How big is the distinction between education and indoctrination? Not terribly, if you ask some Tennessee lawmakers. They are pushing to remove any mention of religion from Tennessee’s State Academic Standards. At issue is an apparently controversial unit in seventh grade world history class that spends some time exploring Islam. At some point, the students even need to commit the five pillars of Islam to memory.
Needless to say, this issue has generated a lot of heat on all sides. State Representative Sheila Butts (R) believes that exposing students to Islam threatens to indoctrinate them. Others argue that students can’t effectively learn about world history without developing an understanding of the religions that shape that history, which includes Islam. (And for the record, the Tennessee State Academic Standards cover Islam, Christianity, Judaism, Buddhism, and Shinto; it just so happens that in seventh grade world history, students cover Islam before other religions.)
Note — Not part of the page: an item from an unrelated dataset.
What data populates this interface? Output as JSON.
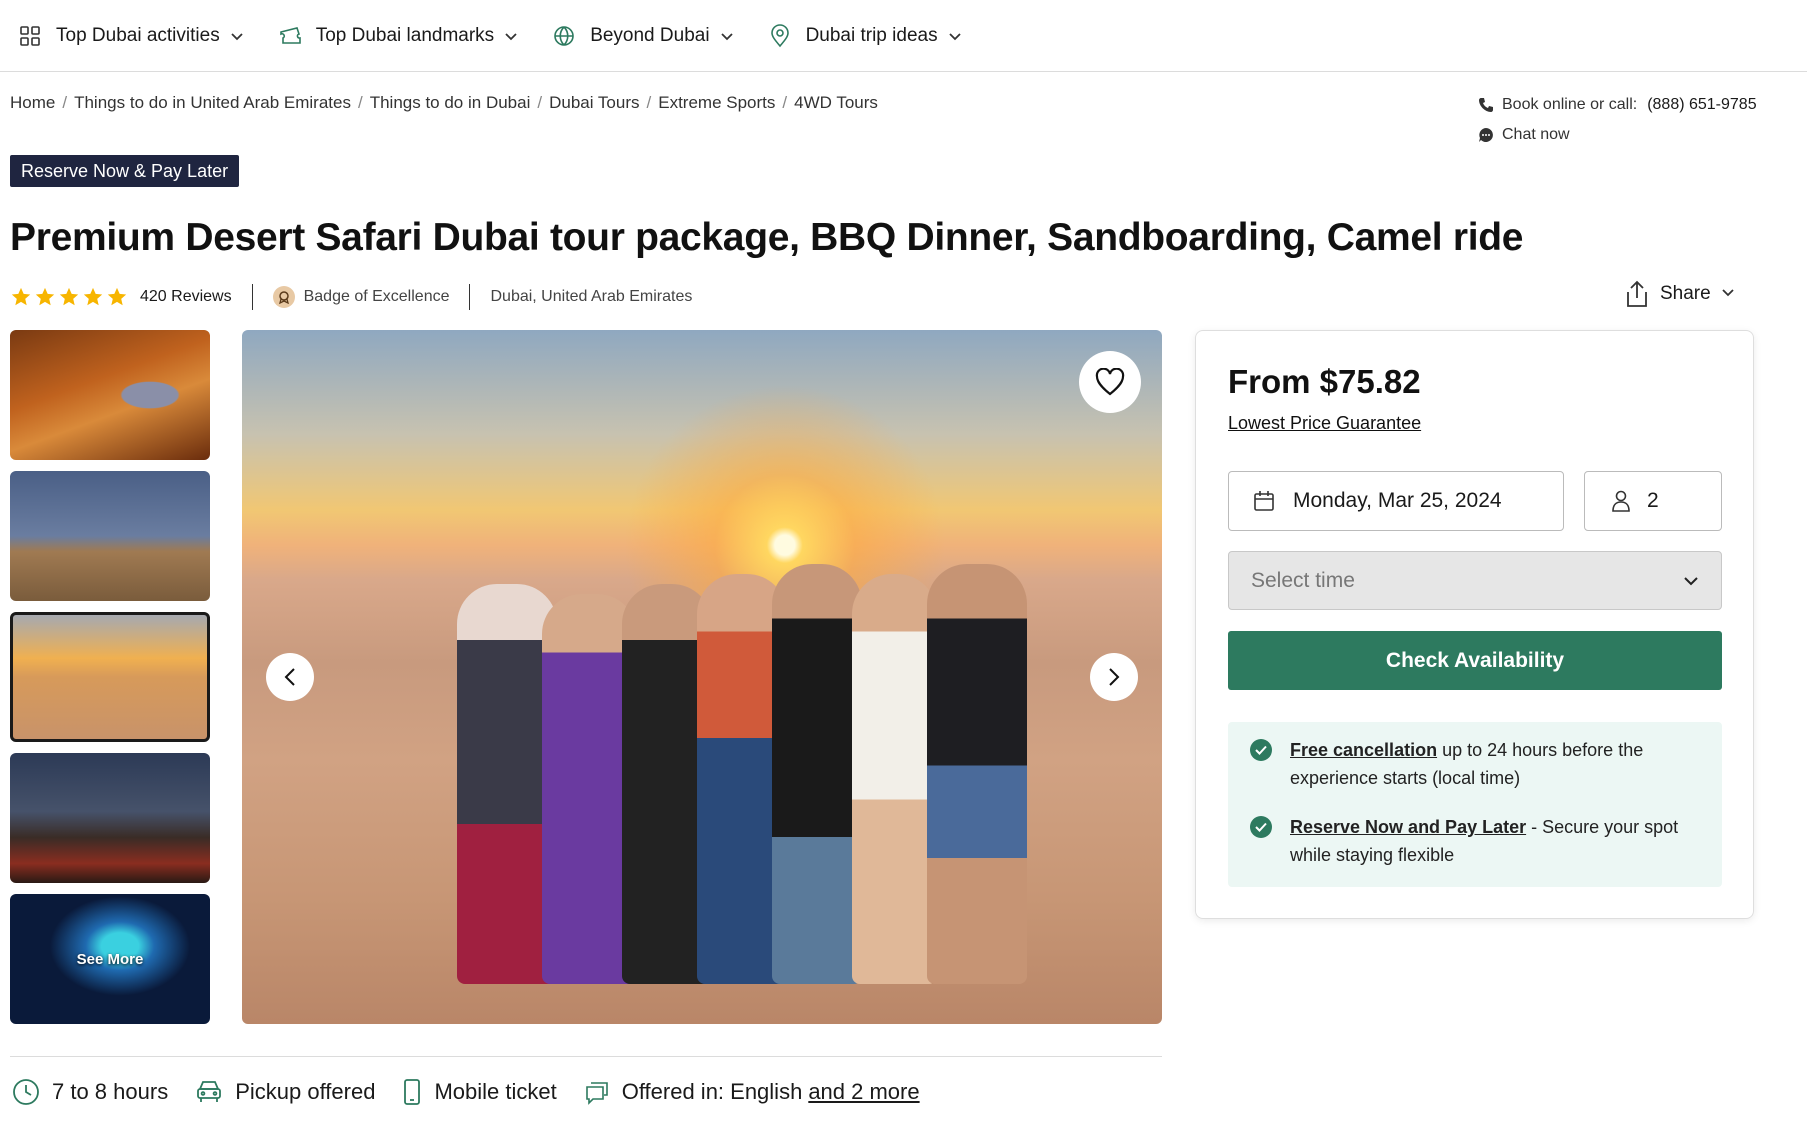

Let’s put aside the question of what the right way to teach history is, at least for a moment. What worries me, as a school choice advocate, is that within a public school system, whatever decision is made will be a political one, and the results will apply to all public schools across the state. There will be a winning side and a losing side, and the losing side — throughout the entire state of Tennessee — will have little choice but to send their children to public schools that teach in a way they see as unsatisfactory. And who will choose what side prevails? The state’s department of education.
Religion has always been a thorny issue in US schools. In the early 1800s, American “common schools” were very Protestant, which led to a stand-off in New York by Catholics who understandably didn’t want their tax money going to Protestant public schools. (Eventually, many frustrated Catholics formed their own private Catholic schools.)
In 1922, the state of Washington outlawed all private schools (a law the Supreme Court found unconstitutional), largely motivated by a desire to eliminate Catholic schools. Since then, we’ve had legal battles over school-led prayer and student-led prayer, over whether schools can or should teach creation accounts of human origins in biology classes, and even over whether schools can allow “released time,” where students can leave school premises to learn about a religion of their choice during the school day.
Few of these controversies would have been as heated in a system of private schools. With markets, what goes on within one firm doesn’t dictate what must go on in another. If Chick-Fil-A wants to stay closed on Sundays, that doesn’t mean that Burger King can’t choose to remain open. Back in the days when video stores were a thing, Hollywood video could choose to carry “racy” films, but that didn’t mean that Blockbuster (which took a “family values” approach) had to. People are free to shop at stores that are most in line with their values.
But that is not how disagreements play out in public schools. In the government’s school system, curricular and other decisions apply across a large territory, usually the entire state. When textbooks for science classes are chosen, all public schools in the state must use those textbooks. When the courts decide that schools cannot lead students in prayer, that decision applies to all public schools across the state. And when curricular standards for seventh grade world history are revised for the state of Tennessee, the resulting standards apply for all public schools in the state.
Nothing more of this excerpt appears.